Dilansir dari laman Womanblitz.com, langkah pertama untuk menghentikan kebiasaan belanja impulsif adalah mengenali penyebab atau pemicunya. Seseorang dapat meluangkan waktu untuk mencatat alasan mengapa sering membeli barang tanpa perencanaan, apakah karena mengikuti tren, tertarik dengan tampilan produk, atau sekadar ingin mengisi waktu luang.

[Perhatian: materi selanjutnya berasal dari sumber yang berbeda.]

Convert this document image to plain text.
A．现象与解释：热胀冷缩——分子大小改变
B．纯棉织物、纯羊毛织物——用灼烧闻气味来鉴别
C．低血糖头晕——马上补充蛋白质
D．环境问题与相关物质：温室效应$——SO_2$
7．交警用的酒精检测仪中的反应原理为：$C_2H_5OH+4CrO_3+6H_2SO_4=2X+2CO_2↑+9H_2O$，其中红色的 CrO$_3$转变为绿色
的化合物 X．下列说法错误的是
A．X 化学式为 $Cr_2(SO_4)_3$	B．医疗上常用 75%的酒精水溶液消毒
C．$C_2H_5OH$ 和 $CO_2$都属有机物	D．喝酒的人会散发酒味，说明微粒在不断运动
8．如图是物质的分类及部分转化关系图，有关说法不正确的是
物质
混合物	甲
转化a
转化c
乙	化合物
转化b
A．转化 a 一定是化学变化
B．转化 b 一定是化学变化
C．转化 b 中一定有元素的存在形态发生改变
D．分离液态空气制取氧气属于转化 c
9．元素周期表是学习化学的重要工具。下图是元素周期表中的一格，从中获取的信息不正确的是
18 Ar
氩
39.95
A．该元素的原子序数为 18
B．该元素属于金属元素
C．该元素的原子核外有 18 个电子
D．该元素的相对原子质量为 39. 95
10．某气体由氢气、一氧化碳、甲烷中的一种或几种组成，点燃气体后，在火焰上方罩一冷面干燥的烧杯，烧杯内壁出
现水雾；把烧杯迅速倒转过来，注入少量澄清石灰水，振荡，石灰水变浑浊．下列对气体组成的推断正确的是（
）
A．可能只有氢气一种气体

Setelah mengetahui pemicunya, langkah berikutnya adalah melatih diri untuk menghindari godaan. Jika pusat perbelanjaan menjadi penyebab utama, sebaiknya datang hanya ketika benar-benar membutuhkan sesuatu yang penting. Sementara bagi yang gemar berbelanja secara daring, membatasi membuka aplikasi belanja dapat menjadi cara efektif mengurangi keinginan membeli barang yang tidak diperlukan.
Cara lain yang dapat diterapkan adalah membiasakan diri menggunakan uang tunai saat berbelanja. Dengan meninggalkan kartu ATM maupun kartu kredit di rumah, seseorang akan lebih mudah mengontrol pengeluaran sesuai anggaran yang telah disiapkan.
Selain itu, membuat daftar belanja sebelum pergi ke toko juga dapat membantu menghindari pembelian yang tidak direncanakan. Fokus membeli barang sesuai daftar menjadi salah satu strategi sederhana agar pengeluaran tetap terkendali.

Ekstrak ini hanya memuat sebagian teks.